Moin Leute ich hab da mal kurz ne Frage.

Ich möchte einen Phosphatpuffer (0,2 Mol 500 mL) mit einem pH von 7 aus Natriumdihydrogenphosphat Monohydrat (NaH2PO4 * H2O) und Dinatriumhydrogenphosphat Dihydrat (Na2HPO4 * 2*H2O) herstellen.
Über die Hassebalch Gleichung habe ich das Verhältnis folgendermaßen ausgerechnet:

pH = pKs - log [Säure/Base) mit folgenden Werten

7 = 7,21 - log [Säure/Base) "- 7,21"
- 0,21 = -log [Säure/Base) " + log [Säure/Base) und + 0,21"
log [Säure/Base) = 0,21 "log"
[Säure/Base) = 10^0,21
[Säure/Base) = 1,62

Also muss ich hier 1,62 mal mehr Säure als Base rein tun richtig?
Dann habe ich das noch berechnet: 0,2 Mol / (1,62+1) = 0,076 Mol Base rein
0,2 mol - 0,076 mol = 0,124 Mol Säure rein
Da ich das Molekülgewicht habe kann ich ja das Gewicht ausrechen.
Also: 0,124 * 156 g/mol (Natriumdihydrogenphosphat monohydrat) = 19,34 g
0,076 * 177,99 g/mol ( Dinatriumhydrogenphosphat Dihydrat= = 13,52 g

Im Internet habe ich aber Ansätze gefunden die genau anders herum sind, also mehr Dinatrium.... rein als Natrium..... Beispielsweise: http://uslims.aucsolutions.com/po4buffers.php
http://www.molecularinfo.com/MTM/D/D3/D3-4/D3-4-60.html
https://www.mikroskopie-forum.de/index.php?topic=17314.0

Ich versteh nicht wo mein Fehler ist? Hätte ich vielleicht statt - log + log nehmen müssen? Dann komme ich genau auf die Werte wie in einem der Links. Aber wenn ich oben die Säure habe muss ich doch minus Log nehmen?

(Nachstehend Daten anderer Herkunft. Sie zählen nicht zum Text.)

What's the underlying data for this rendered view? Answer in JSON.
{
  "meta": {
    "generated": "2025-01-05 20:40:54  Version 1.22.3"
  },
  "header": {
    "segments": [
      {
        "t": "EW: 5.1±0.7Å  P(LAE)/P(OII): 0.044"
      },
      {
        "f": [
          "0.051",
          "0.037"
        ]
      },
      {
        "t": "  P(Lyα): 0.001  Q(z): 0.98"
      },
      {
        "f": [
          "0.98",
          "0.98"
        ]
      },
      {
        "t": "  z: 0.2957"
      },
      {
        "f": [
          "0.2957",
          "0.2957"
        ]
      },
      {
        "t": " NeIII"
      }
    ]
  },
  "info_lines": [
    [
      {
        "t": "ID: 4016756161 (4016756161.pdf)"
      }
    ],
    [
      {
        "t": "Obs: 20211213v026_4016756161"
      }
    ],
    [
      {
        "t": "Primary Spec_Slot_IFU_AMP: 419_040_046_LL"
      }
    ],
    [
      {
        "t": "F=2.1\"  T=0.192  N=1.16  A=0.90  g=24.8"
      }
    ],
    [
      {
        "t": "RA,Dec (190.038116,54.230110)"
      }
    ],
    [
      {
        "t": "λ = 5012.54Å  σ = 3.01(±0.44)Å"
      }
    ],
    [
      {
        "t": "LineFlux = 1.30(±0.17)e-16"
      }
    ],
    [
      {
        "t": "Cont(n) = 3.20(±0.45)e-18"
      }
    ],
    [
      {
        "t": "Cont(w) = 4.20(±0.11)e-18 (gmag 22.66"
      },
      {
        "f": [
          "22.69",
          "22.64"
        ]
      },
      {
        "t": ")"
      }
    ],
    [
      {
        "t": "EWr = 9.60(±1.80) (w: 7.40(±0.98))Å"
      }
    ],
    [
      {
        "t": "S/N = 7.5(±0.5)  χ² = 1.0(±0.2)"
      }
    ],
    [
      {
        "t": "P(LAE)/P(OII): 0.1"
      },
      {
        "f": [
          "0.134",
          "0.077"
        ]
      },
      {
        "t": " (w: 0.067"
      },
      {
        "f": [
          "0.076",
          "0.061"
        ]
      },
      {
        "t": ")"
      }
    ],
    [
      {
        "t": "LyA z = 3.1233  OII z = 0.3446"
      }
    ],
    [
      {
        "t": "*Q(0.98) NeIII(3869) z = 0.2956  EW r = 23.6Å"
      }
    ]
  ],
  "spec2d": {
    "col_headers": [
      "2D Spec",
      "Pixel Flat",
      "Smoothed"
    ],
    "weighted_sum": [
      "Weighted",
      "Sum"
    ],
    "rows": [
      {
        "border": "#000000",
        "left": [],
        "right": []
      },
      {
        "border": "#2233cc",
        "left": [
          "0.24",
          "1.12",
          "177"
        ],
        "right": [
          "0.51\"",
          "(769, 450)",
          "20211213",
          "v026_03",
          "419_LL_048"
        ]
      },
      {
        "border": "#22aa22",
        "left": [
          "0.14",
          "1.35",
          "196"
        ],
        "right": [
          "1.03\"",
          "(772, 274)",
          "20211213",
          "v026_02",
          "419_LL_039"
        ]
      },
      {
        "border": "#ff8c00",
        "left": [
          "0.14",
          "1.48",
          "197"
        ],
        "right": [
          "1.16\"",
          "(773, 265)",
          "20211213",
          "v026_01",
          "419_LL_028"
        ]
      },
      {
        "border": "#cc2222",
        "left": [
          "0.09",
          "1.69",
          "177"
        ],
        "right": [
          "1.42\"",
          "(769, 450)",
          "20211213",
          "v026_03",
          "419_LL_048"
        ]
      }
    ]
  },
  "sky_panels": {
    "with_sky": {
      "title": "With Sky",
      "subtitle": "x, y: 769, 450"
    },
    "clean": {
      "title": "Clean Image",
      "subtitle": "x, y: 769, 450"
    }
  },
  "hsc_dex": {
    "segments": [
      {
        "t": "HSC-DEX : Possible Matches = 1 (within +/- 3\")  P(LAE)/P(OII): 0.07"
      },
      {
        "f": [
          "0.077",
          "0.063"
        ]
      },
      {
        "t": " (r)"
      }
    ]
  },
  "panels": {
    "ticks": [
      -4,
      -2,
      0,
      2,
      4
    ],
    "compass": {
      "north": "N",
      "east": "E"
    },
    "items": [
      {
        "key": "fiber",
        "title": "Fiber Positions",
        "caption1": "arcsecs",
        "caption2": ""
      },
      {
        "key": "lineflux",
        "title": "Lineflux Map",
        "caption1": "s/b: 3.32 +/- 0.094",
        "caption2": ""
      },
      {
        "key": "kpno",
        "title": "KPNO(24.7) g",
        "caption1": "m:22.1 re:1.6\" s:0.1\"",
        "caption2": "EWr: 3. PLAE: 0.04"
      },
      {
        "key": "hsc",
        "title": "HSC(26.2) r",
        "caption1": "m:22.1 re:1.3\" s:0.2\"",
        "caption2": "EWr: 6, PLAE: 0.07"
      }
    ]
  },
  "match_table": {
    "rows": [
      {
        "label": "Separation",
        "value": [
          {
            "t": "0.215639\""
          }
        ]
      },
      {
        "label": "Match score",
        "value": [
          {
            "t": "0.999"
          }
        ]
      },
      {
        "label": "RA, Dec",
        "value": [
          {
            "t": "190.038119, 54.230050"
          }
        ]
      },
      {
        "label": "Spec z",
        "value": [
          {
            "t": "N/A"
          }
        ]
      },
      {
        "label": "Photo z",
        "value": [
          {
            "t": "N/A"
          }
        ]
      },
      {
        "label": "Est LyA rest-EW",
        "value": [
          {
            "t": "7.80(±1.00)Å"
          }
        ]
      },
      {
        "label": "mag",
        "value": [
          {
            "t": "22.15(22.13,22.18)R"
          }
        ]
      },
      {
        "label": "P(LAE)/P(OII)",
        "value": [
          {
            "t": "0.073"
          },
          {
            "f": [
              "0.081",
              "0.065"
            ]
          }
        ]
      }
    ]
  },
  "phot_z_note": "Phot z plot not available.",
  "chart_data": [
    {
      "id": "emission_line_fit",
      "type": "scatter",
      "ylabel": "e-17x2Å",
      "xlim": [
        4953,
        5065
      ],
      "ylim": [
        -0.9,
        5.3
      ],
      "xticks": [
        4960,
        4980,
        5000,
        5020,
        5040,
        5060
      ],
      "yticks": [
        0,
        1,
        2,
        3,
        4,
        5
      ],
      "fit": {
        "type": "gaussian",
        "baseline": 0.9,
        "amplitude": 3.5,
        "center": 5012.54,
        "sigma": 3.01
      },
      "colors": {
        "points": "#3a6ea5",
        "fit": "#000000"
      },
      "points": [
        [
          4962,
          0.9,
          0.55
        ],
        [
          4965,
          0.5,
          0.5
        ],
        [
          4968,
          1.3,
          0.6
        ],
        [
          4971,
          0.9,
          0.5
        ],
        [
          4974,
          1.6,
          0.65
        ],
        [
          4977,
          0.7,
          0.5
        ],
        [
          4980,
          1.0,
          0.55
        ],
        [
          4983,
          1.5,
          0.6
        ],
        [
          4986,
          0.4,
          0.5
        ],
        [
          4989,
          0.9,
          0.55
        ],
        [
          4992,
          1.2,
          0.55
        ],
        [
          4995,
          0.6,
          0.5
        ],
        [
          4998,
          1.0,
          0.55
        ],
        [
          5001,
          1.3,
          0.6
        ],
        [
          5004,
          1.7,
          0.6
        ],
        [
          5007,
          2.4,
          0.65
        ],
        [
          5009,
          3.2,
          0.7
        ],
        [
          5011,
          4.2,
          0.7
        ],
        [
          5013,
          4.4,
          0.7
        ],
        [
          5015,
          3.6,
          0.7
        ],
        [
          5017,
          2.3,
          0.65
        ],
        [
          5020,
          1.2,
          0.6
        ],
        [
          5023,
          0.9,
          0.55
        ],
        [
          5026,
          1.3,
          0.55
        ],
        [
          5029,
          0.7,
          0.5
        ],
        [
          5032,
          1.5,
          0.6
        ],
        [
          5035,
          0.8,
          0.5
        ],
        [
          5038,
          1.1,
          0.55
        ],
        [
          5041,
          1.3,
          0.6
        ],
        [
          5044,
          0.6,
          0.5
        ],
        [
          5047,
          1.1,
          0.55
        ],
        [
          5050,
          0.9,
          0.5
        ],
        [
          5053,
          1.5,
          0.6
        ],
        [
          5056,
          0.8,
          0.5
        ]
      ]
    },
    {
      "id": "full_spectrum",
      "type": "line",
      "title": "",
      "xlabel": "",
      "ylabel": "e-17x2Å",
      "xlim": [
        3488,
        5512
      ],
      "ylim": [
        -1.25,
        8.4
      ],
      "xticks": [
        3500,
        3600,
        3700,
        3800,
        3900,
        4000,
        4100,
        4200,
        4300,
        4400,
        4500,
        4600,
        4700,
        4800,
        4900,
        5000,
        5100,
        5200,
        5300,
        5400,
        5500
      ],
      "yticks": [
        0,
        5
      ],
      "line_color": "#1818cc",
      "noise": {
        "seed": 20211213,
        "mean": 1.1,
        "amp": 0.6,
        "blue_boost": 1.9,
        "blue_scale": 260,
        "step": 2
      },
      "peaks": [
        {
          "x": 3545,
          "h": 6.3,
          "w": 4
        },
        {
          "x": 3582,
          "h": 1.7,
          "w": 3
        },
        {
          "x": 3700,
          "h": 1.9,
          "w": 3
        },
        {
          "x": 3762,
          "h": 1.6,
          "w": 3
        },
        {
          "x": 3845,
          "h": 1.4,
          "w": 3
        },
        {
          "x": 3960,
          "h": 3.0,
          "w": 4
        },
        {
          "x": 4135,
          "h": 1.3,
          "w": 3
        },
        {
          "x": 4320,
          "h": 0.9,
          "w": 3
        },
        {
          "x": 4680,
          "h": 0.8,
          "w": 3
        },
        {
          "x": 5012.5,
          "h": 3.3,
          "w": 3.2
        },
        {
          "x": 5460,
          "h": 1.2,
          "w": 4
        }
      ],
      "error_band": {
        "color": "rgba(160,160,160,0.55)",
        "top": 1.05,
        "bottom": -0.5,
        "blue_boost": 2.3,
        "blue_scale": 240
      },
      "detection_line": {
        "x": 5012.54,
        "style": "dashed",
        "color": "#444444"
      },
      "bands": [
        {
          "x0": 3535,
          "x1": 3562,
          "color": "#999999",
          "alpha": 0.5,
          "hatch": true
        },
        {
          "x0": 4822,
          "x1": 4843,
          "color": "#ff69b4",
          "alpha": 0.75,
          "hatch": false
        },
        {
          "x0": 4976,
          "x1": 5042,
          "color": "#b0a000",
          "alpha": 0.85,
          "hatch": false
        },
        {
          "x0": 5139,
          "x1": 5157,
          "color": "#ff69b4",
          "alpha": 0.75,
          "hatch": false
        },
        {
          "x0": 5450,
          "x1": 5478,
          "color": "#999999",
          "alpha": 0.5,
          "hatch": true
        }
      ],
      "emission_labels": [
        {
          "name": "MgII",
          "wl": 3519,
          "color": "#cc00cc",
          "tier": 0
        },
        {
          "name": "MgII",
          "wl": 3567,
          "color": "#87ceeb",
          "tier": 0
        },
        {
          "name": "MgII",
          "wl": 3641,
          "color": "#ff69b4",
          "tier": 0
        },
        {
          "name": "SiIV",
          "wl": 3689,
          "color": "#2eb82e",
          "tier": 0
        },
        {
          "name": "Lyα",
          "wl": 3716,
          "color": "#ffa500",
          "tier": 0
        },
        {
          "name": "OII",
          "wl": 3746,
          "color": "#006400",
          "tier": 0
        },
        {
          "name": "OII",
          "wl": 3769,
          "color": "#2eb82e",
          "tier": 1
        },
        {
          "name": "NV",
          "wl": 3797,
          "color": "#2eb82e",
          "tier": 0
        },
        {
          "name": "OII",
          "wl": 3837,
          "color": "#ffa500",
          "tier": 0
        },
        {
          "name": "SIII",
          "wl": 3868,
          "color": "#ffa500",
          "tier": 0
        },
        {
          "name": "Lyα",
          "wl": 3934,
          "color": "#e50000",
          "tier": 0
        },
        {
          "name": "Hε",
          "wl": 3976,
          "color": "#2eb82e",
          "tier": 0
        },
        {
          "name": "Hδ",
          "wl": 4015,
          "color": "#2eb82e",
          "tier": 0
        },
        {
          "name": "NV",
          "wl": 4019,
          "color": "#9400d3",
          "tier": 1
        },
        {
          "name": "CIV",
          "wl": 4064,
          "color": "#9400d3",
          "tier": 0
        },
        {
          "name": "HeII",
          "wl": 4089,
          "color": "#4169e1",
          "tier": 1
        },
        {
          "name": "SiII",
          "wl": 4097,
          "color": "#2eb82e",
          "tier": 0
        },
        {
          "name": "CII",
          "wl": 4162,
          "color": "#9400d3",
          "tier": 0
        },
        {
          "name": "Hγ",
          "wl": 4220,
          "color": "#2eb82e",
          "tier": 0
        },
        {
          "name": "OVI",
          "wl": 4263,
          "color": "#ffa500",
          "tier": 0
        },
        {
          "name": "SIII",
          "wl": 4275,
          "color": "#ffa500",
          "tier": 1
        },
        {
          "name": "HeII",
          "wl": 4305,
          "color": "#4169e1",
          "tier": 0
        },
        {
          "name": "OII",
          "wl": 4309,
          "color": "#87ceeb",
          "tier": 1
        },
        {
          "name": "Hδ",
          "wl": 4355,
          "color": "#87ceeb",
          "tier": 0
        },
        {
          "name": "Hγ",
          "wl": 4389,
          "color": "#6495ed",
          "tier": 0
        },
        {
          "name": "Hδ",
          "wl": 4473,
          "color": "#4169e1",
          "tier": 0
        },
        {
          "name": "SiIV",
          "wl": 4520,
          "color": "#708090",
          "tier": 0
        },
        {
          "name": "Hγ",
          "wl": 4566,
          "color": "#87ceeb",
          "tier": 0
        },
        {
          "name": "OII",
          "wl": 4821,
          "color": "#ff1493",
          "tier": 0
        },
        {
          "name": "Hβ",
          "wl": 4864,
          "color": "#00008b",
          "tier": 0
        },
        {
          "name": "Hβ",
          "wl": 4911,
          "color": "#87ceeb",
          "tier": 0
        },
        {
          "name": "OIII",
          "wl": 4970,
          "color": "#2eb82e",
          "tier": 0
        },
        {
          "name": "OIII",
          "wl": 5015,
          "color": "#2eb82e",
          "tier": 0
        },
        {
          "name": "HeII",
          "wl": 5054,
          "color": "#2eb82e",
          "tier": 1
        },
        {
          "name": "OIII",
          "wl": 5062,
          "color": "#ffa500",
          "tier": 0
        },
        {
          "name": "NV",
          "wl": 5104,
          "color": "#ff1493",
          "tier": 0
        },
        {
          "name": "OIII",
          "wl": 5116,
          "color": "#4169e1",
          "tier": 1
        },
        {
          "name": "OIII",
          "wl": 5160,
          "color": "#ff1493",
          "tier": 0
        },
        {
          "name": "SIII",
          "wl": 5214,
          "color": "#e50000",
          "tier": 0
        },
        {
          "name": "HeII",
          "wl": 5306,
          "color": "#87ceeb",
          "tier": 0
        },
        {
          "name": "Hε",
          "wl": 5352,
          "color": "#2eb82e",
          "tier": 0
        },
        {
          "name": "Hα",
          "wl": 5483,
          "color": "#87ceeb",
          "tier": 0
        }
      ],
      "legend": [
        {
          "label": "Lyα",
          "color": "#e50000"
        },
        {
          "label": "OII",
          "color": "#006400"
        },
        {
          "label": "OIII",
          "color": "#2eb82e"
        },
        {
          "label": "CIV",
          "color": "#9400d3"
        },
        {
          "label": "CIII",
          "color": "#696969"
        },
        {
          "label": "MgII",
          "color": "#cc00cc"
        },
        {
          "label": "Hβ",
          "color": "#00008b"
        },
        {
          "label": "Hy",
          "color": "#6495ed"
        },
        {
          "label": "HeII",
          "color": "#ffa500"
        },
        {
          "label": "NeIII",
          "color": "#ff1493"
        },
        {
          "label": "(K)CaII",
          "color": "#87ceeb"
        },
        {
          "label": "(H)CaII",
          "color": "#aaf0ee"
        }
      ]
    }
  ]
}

Nochmal kurz ergänzend. Ich habe jetzt den Anteil ausgerechnet (1,62/(1,62 +1) = 0,62 % Säure 38 % Base) was halt GENAU andersrum als bei den links ist. Da steht 61% (rudnungssache deshalb keine 62% wie bei mir) Dinatriumhydrogenphosphat und 39% Natriumdihydrogenphosphat. Das ist irgendwie komisch, irgendwo habe ich den Wurm sitzen.

Danke im voraus und sorry für den riesen Text.

Geändert von Bioch (25.01.2019 um 13:00 Uhr)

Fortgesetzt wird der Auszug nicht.